The goal of the Trump administration, supported by its allies in Silicon Valley, is to confiscate land and resources and distribute profits directly to private capital. Traces of this approach are evident in the government’s ongoing incursion into Venezuela, where the United States confiscated and began selling the country’s oil reserves, depositing profits into a series of US-controlled bank accounts, including a main account located in Qatar. Trump also signed an agreement with Ukraine to have preferential access to mineral extraction in the country and a number of other natural resources in exchange for the continued support of the United States in its conflict with Russia.
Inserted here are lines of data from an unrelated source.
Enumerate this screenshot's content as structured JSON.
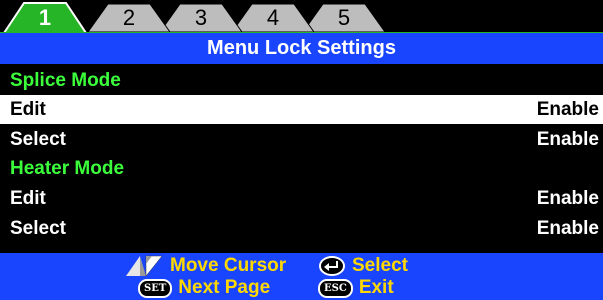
{
  "tabs": [
    {
      "label": "1",
      "active": true
    },
    {
      "label": "2",
      "active": false
    },
    {
      "label": "3",
      "active": false
    },
    {
      "label": "4",
      "active": false
    },
    {
      "label": "5",
      "active": false
    }
  ],
  "title": "Menu Lock Settings",
  "sections": [
    {
      "header": "Splice Mode",
      "items": [
        {
          "label": "Edit",
          "value": "Enable",
          "selected": true
        },
        {
          "label": "Select",
          "value": "Enable",
          "selected": false
        }
      ]
    },
    {
      "header": "Heater Mode",
      "items": [
        {
          "label": "Edit",
          "value": "Enable",
          "selected": false
        },
        {
          "label": "Select",
          "value": "Enable",
          "selected": false
        }
      ]
    }
  ],
  "footer": {
    "move_cursor": "Move Cursor",
    "select": "Select",
    "next_page": "Next Page",
    "exit": "Exit",
    "set_key": "SET",
    "esc_key": "ESC"
  },
  "colors": {
    "title_bar": "#1a45ff",
    "section_header": "#3cff3c",
    "footer_text": "#ffd800",
    "tab_inactive": "#bdbdbd",
    "tab_active": "#26b526"
  }
}
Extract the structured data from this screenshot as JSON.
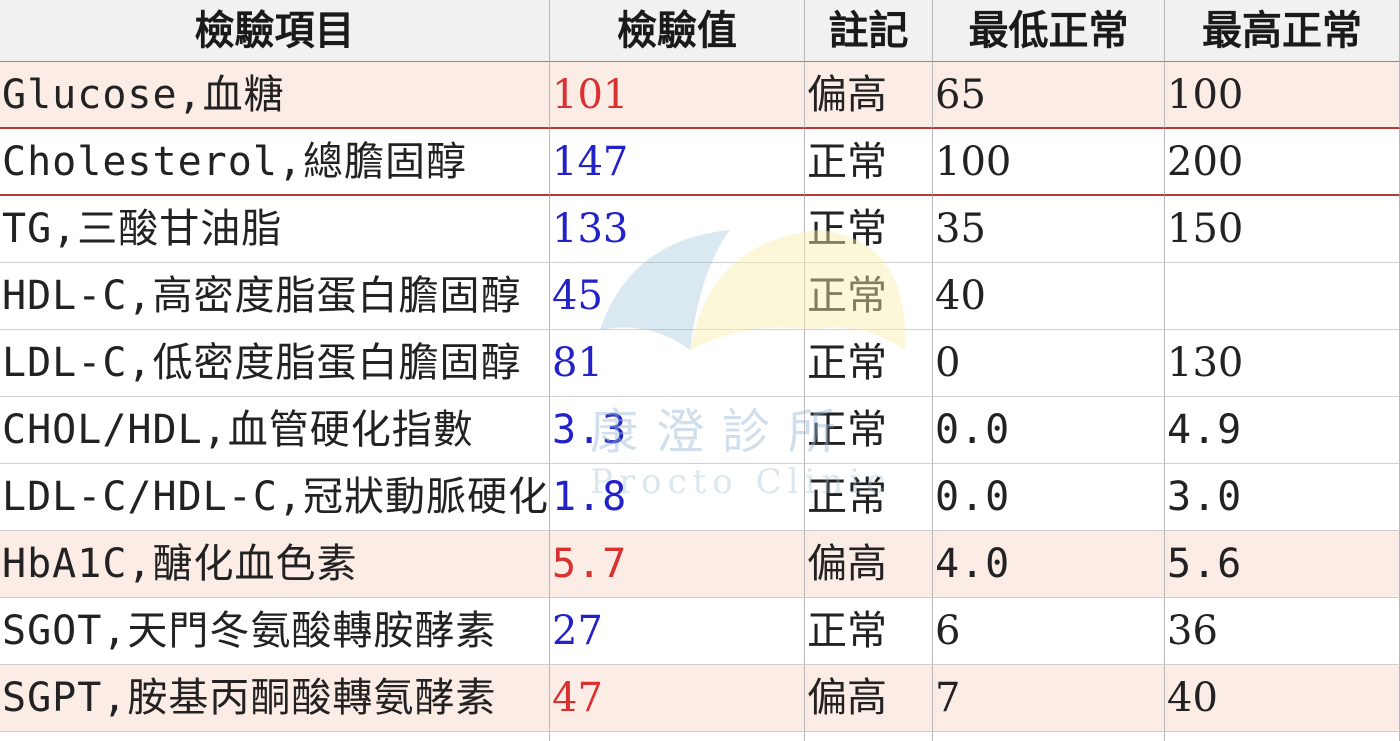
{
  "table": {
    "headers": [
      "檢驗項目",
      "檢驗值",
      "註記",
      "最低正常",
      "最高正常"
    ],
    "rows": [
      {
        "item": "Glucose,血糖",
        "value": "101",
        "note": "偏高",
        "min": "65",
        "max": "100"
      },
      {
        "item": "Cholesterol,總膽固醇",
        "value": "147",
        "note": "正常",
        "min": "100",
        "max": "200"
      },
      {
        "item": "TG,三酸甘油脂",
        "value": "133",
        "note": "正常",
        "min": "35",
        "max": "150"
      },
      {
        "item": "HDL-C,高密度脂蛋白膽固醇",
        "value": "45",
        "note": "正常",
        "min": "40",
        "max": ""
      },
      {
        "item": "LDL-C,低密度脂蛋白膽固醇",
        "value": "81",
        "note": "正常",
        "min": "0",
        "max": "130"
      },
      {
        "item": "CHOL/HDL,血管硬化指數",
        "value": "3.3",
        "note": "正常",
        "min": "0.0",
        "max": "4.9"
      },
      {
        "item": "LDL-C/HDL-C,冠狀動脈硬化",
        "value": "1.8",
        "note": "正常",
        "min": "0.0",
        "max": "3.0"
      },
      {
        "item": "HbA1C,醣化血色素",
        "value": "5.7",
        "note": "偏高",
        "min": "4.0",
        "max": "5.6"
      },
      {
        "item": "SGOT,天門冬氨酸轉胺酵素",
        "value": "27",
        "note": "正常",
        "min": "6",
        "max": "36"
      },
      {
        "item": "SGPT,胺基丙酮酸轉氨酵素",
        "value": "47",
        "note": "偏高",
        "min": "7",
        "max": "40"
      }
    ]
  },
  "watermark": {
    "name_zh": "康澄診所",
    "name_en": "Procto Clinic"
  },
  "colors": {
    "high_value": "#d93030",
    "normal_value": "#2222c8",
    "high_row_bg": "#fcece6",
    "header_bg": "#f1f1f1"
  }
}
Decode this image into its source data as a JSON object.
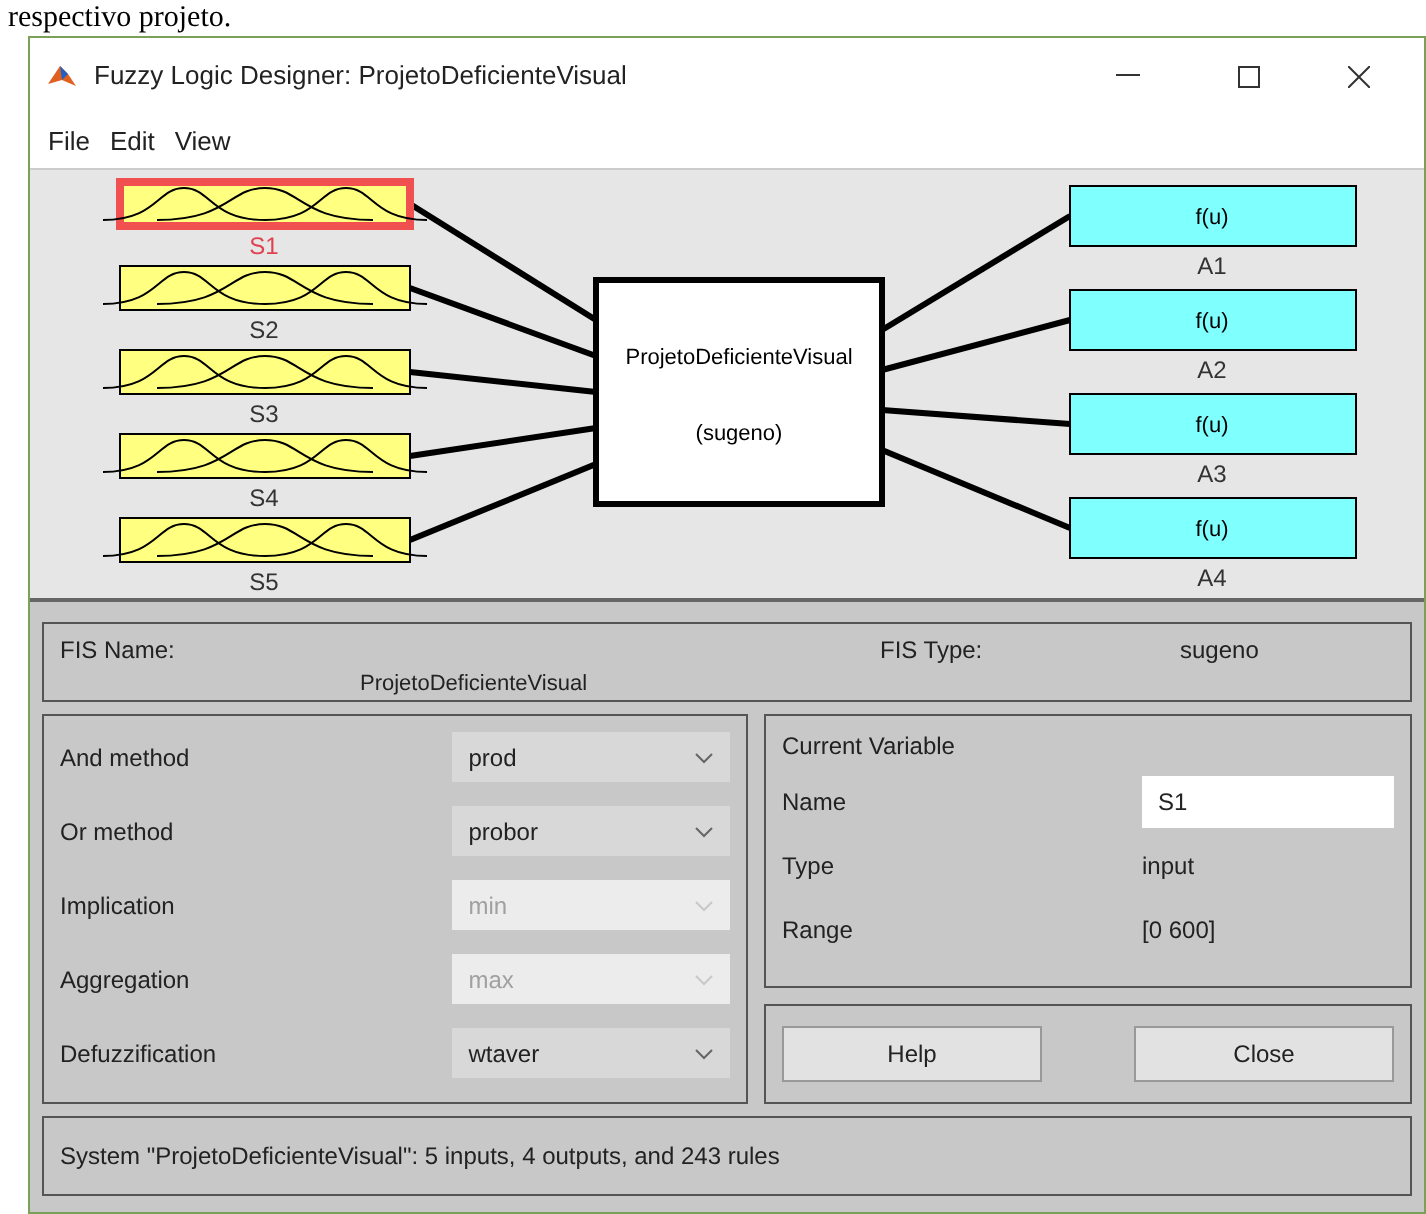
{
  "document_text": "respectivo projeto.",
  "window": {
    "title": "Fuzzy Logic Designer: ProjetoDeficienteVisual"
  },
  "menu": [
    "File",
    "Edit",
    "View"
  ],
  "diagram": {
    "inputs": [
      {
        "label": "S1",
        "selected": true
      },
      {
        "label": "S2",
        "selected": false
      },
      {
        "label": "S3",
        "selected": false
      },
      {
        "label": "S4",
        "selected": false
      },
      {
        "label": "S5",
        "selected": false
      }
    ],
    "system": {
      "name": "ProjetoDeficienteVisual",
      "type": "(sugeno)"
    },
    "outputs": [
      {
        "label": "A1",
        "function": "f(u)"
      },
      {
        "label": "A2",
        "function": "f(u)"
      },
      {
        "label": "A3",
        "function": "f(u)"
      },
      {
        "label": "A4",
        "function": "f(u)"
      }
    ]
  },
  "fis": {
    "name_label": "FIS Name:",
    "name": "ProjetoDeficienteVisual",
    "type_label": "FIS Type:",
    "type": "sugeno"
  },
  "methods": [
    {
      "label": "And method",
      "value": "prod",
      "disabled": false
    },
    {
      "label": "Or method",
      "value": "probor",
      "disabled": false
    },
    {
      "label": "Implication",
      "value": "min",
      "disabled": true
    },
    {
      "label": "Aggregation",
      "value": "max",
      "disabled": true
    },
    {
      "label": "Defuzzification",
      "value": "wtaver",
      "disabled": false
    }
  ],
  "current_variable": {
    "title": "Current Variable",
    "fields": [
      {
        "kind": "field",
        "label": "Name",
        "value": "S1"
      },
      {
        "kind": "text",
        "label": "Type",
        "value": "input"
      },
      {
        "kind": "text",
        "label": "Range",
        "value": "[0 600]"
      }
    ]
  },
  "buttons": [
    "Help",
    "Close"
  ],
  "status": "System \"ProjetoDeficienteVisual\": 5 inputs, 4 outputs, and 243 rules"
}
Now, more than seven years after Lauder aroused Trump’s interest, Greenland has become the focus of the president. Greenlanders, who have never enjoyed full political independence, are in a difficult position: as the intensification of climate change puts their fishing industry and their ways of life at risk, it also makes the extraction of rare earth minerals and drinking water from Greenland a seductive possibility. For billionaires inside and outside high elective positions, Greenland is imagined as a border, a space that, in the words of Quinn Slobodian, exists to be « surrounded and converted into private property » and serve as a laboratory for dystopian experiences of libertarian governance.
The fate of the inhabitants of Greenland, the Americans, the liberal international order in ruins or the future health of the planet is not a major concern for Trump and his Silicon Valley supporters. They seem to care little about the current international order or the sovereignty of other nations in general, and are not interested in the fate of those who do not have millions of dollars in personal assets or initial capital. They only believe in enriching themselves and, it seems, in establishing a new type of state infrastructure to eliminate even the smallest restrictions on their power. If everything goes wrong, there is no reason to fear – the leaders of the movement can always take refuge in their air raid shelters.